The Uttar Pradesh government’s ordinance against unlawful conversions is a ploy to pit Dalits and Muslims against each other and would create fear among the communities, Dalit rights activists in the State said on Wednesday.
S.R. Darapuri, retired IPS officer and Dalit and social rights activist, said the UP Prohibition of Unlawful Religious Conversion Ordinance, 2020 was indirectly targeted at Muslims, Dalits and Christians. While noting that conversion of Dalits to Christianity and Islam was not as common as before, Mr. Darapuri said the ordinance was meant to deter them from converting to the Buddhist faith.
“They are killing many birds with one stone…propagation of Christianity and Islam. Dalits will face the biggest hitch. The biggest adverse impact will be on the Buddhist conversion of Dalits,” Mr. Darapuri told The Hindu.
He pointed out that Dalits in several parts of the country would convert to Buddhism on a mass scale every year especially on October 14 (the day on which B.R. Ambedkar converted to Buddhism in 1956).
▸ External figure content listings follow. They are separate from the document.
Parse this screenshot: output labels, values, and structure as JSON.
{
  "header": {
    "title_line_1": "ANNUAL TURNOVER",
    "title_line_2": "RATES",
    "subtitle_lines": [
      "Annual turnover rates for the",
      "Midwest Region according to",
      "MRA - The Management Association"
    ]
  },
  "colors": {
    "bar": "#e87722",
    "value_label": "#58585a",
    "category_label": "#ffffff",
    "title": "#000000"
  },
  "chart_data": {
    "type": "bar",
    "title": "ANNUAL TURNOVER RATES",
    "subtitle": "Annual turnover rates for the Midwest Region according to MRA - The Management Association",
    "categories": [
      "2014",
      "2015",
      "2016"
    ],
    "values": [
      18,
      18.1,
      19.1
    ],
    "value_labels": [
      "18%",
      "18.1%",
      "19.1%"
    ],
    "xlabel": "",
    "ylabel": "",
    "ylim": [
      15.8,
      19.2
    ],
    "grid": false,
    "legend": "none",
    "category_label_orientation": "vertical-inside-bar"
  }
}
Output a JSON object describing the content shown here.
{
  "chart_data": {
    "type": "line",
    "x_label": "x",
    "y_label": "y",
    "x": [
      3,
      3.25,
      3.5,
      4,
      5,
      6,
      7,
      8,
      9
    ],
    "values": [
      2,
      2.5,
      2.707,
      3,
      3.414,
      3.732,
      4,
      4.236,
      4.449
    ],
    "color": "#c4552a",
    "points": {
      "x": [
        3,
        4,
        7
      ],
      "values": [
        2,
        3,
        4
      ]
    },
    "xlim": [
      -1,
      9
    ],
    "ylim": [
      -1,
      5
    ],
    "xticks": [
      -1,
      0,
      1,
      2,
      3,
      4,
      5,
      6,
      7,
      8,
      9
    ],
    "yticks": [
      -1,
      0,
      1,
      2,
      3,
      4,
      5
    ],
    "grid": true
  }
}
He fears that the organisers of these events would now become targets of criminal cases.
The ordinance passed by the U.P. Cabinet on Tuesday lays down strict action including cancellation of registration of social organisations conducting mass conversions. Mass conversions would invite a jail term of not less than three years up to 10 years and a fine of ₹50,000.
The retired cop also claimed that the ordinance was against Articles 21 (personal liberty) and 25 (freedom of religion) of the Constitution.
Udit Raj, former MP and Congress spokesperson, who has conducted mass conversions in the past, said the ordinance was a ploy to pit Dalits against Muslims.
“They are making an issue out of falsehood. The real issues are COVID-19 and unemployment. But instead of that they are trying to pit Dalits and Muslims against each other,” he said.
The ordinance makes religious conversion a non-bailable offence inviting penalties up to 10 years in prison if found to be effected for marriage or through misrepresentation, force, undue influence, coercion, allurement or other allegedly fraudulent means.
Violation of the provisions of the law would invite a jail term of not less than one year extendable to five years with a fine of ₹15,000. However, if a minor woman or a woman from the Scheduled Castes or Scheduled Tribes communities was converted through the said unlawful means, the jail term would be a minimum of three years which could be extended to 10 years with a fine of ₹25,000.
Mr. Raj said the ordinance would not stop conversions. “This is against the Constitution. We are also against conversion taking place for greed and allurements. But 99% of [conversions] are not out of greed. They [OBC and Dalit) are oppressed,” he said.
Mr. Raj also dismissed the U.P. government’s claim that the Ordinance would protect Dalits, especially their women. “Those who oppress Dalits the most, what will they save Dalits,” he asked.
Kuldeep Baudh, a Dalit rights activist from Jalaun who runs the Bundelkhand Dalit Adhikar Manch, said the ordinance was brought to “create fear” among Dalits.
“Dalits convert to Buddhism, Christianity and Islam because they face insult and torture due to the caste structure,” he said.
Mr. Baudh recalled that in 2016, a pastor from the barber community was tonsured, garlanded with shoes and paraded on a donkey on the streets of Jalaun by Bajrang Dal activists who accused him of converting Hindu men to Christianity. “They are trying to create fear. But we won’t stop our campaign till Dalits get justice and constitutional values are safeguarded,” he said.
While introducing the ordinance, Cabinet Minister Sidharth Nath Singh said it would “provide justice” to women especially those from the SC and ST communities.
Ram Kripal Pasi, national general secretary of the Akhil Bharatiya Pasi Samaj outfit, said the ordinance creating hurdles for conversion and inter-faith marriages was a strategy of the BJP-RSS to “keep Dalits under the Hindu fold”.
He also stressed that it could deter marriages between Dalits and Muslims due to fear of criminality.
Zafaryab Jilani, senior lawyer and secretary of the All India Muslim Personal Law Board, said the ordinance was indirectly brought to prevent conversion, which is otherwise permitted under Article 25 of the Constitution.
“As far as marriage [between castes and faiths) goes, there is the Special Marriages Act in place. So, they are placing these restrictions and criminal clauses to prevent conversion,” he said.
Manoj Jacob, U.P. president of the Rashtriya Isai Mahasangh, a federation of Christian forums, said they had ‘concerns’ over the ordinance.
“They are indirectly implementing their dictatorship on the minorities. What do they want to communicate to minorities? That they should not live in India,” he asked speaking from Prayagraj.